Posted on by Nirali Shah

If you were to try on a leather garment, only to have the skin come back to life as the animal it was taken from, what would your reaction be?

The compassionate and oh-so-brilliant minds at Ogilvy & Mather Bangkok were betting that such a creation would stun horrified shoppers into rethinking purchasing animal skin. And after winning five Lions at the Cannes Lions International Festival of Creativity earlier this year, the company has also been awarded PETA U.S.’ Company of the Year Award.

PETA 2016 Company of the Year certificate

It’s a well-deserved honor for Ogilvy & Mather Bangkok, which created a fake store—named The Leather Work—in Bangkok’s bustling CentralWorld mall, where leather garments came back to life.
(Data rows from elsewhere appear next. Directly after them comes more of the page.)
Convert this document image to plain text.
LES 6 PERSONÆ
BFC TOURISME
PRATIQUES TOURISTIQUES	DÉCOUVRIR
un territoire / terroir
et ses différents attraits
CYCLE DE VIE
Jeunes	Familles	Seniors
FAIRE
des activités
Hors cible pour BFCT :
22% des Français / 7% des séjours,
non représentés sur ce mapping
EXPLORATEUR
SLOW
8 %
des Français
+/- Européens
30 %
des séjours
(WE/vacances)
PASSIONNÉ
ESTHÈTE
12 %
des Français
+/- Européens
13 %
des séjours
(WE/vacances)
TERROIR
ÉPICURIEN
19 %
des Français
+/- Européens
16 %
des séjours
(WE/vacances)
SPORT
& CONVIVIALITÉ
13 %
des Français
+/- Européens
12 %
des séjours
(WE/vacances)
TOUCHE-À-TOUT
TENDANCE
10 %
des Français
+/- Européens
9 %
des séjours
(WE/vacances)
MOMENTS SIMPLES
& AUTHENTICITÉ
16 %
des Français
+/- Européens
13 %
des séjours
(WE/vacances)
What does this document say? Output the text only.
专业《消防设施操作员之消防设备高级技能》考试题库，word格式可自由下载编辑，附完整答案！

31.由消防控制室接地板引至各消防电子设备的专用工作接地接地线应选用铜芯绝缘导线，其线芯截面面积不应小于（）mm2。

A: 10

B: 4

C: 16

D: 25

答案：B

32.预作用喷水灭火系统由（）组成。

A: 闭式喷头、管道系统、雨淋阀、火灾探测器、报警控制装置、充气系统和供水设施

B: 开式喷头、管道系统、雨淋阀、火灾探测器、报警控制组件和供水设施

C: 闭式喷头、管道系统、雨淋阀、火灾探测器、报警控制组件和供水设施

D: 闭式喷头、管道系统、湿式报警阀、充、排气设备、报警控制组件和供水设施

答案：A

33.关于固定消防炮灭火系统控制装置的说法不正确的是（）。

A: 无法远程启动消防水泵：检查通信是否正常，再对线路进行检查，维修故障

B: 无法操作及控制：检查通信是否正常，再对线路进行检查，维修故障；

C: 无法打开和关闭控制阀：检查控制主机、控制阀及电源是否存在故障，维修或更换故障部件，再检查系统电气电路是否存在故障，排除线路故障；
Shoppers were drawn in by the glossy bags, jackets, belts, wallets, shoes, and gloves, but they soon realized that these were no ordinary objects.

They jumped and screamed when they saw that jackets were attached to still-beating “hearts,” that bags contained crocodiles’ expanding and contracting “intestines,” and that gloves left their hands smeared with “blood.”

It’s not the first time that the creative geniuses at Ogilvy & Mather Bangkok and its affiliates have come up with a newsworthy way of getting people to pay attention to cruelty to animals. The company previously combined activism with art for a striking display called “Fur Hurts,” which traveled around China. Thirty-six sculptors were enlisted to cover dozens of models of animals with hundreds of thousands of stick pins in order to represent the pain of being skinned alive. The art installation was mentioned numerous times in the news, posted all over social media, and talked about by celebrities. Every time people signed the online pledge to go fur-free, they could watch the image of an animal change: One stick pin would be removed, and a strand of fur would grow in its place.

The agency also created a video for PETA U.S. called “Runway Reversal,” in which animals model human body parts in a fashion show.

Ogilvy & Mather Bangkok and its affiliates are constantly finding creative methods to make people think about animals in ways that they never have before.